The old rig used a chunky relay box between the ropes and the pulley. It ate up space, it rattled when the floor shook, and nearby magnetic wiggles could nudge it. A whole wall of rigs would turn bulky and touchy.
The new rig drops the relay box. The two control ropes tug right at the latch on the belt loop, and only the combined tug can pop it loose. One rope alone cannot do it, and opposite pulls cancel. Takeaway, two small pushes together can flip the stored mark.
To check the mark, the stagehand uses a second loop that only listens. A gentle test pull brings it close to clicking, then the belt’s left or right choice decides which tiny gate clicks first and sends a signal. The test pull stays soft, so the mark does not flip.
Soon there’s a grid of these rigs. A row rope gets set, then a column rope picks the one station where both pulls meet, so only that latch pops. When they read stations one by one, the shared signal line has to relax between checks, or leftover tension can blur the next click.
Then the shared line does a neat trick. The stagehand tests several stations in one column at once.
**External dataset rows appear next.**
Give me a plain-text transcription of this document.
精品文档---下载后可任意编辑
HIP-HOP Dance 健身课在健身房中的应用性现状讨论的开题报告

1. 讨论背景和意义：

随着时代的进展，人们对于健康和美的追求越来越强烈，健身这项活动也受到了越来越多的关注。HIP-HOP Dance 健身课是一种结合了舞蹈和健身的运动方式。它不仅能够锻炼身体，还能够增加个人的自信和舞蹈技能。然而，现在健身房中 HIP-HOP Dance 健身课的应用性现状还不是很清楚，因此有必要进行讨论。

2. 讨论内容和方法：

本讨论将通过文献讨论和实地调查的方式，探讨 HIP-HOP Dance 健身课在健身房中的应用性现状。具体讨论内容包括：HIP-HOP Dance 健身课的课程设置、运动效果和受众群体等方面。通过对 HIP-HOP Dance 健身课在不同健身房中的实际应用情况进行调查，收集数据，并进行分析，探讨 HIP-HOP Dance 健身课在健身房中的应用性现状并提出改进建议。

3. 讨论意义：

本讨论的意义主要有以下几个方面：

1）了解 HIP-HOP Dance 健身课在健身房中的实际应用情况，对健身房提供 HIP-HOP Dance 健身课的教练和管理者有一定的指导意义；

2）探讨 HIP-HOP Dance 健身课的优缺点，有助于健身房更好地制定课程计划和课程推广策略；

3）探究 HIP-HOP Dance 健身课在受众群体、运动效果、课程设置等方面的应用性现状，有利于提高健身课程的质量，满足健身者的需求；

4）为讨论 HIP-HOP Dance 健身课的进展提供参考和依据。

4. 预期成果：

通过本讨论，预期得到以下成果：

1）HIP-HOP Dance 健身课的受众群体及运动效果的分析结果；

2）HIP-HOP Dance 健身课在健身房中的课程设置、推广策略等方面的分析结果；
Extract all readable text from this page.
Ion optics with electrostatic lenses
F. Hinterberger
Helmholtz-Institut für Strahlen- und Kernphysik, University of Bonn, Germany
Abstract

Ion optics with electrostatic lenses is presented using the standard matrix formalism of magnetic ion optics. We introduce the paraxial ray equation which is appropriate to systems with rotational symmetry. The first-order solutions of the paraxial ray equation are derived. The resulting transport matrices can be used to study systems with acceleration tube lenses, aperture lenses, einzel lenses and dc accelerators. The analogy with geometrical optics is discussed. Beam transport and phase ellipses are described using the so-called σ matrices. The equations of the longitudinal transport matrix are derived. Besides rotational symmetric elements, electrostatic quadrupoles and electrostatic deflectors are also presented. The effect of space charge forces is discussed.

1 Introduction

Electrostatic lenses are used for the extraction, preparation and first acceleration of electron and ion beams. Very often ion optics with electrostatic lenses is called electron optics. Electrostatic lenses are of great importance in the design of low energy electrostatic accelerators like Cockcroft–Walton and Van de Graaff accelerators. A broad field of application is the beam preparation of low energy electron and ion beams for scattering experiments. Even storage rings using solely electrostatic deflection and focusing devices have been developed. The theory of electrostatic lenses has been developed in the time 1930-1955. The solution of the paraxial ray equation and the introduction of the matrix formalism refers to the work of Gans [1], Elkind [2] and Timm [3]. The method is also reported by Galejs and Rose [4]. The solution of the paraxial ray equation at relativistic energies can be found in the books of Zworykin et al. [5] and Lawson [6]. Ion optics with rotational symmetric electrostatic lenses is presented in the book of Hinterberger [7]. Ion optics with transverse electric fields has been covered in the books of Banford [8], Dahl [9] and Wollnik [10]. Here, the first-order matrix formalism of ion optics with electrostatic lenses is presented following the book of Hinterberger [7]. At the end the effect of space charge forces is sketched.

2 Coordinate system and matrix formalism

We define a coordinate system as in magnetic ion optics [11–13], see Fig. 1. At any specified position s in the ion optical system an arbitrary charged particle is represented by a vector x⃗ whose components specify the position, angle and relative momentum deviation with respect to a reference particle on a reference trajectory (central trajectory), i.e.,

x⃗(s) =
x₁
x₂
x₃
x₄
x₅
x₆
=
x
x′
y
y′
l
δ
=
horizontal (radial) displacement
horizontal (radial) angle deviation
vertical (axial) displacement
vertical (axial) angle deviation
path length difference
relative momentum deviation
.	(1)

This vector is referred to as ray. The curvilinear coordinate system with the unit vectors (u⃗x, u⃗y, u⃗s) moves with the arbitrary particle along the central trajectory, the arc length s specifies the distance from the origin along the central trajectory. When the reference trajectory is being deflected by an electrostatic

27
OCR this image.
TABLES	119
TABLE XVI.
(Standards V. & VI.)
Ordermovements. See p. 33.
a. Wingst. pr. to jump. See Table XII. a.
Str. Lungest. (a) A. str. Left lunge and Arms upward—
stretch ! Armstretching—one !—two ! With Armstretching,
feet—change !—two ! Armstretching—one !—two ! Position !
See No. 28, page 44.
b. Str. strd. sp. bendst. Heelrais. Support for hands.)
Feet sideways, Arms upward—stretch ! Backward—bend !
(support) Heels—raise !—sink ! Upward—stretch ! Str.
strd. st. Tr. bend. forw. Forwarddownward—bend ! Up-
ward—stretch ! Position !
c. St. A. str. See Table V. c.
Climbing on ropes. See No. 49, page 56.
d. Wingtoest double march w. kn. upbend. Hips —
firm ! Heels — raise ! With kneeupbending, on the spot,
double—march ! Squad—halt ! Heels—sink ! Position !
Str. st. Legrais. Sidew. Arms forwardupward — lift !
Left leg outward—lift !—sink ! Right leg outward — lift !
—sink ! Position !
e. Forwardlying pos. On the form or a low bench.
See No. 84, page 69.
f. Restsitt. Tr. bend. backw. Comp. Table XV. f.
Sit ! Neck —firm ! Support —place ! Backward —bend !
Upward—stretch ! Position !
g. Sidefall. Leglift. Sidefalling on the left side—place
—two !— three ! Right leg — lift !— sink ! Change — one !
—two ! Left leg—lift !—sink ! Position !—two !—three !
Every station holding a right-facing mark gives the line a small pull, and the pulls add up. The counter at the end can register a total, not just yes or no.
Standing by the pulley wall, the stagehand compares the old relay-box rigs to the new ones. The belt still remembers without any steady pulling, but now the same simple lines can also add up many marks in one go. The missing box saved space, and it turned reading into counting.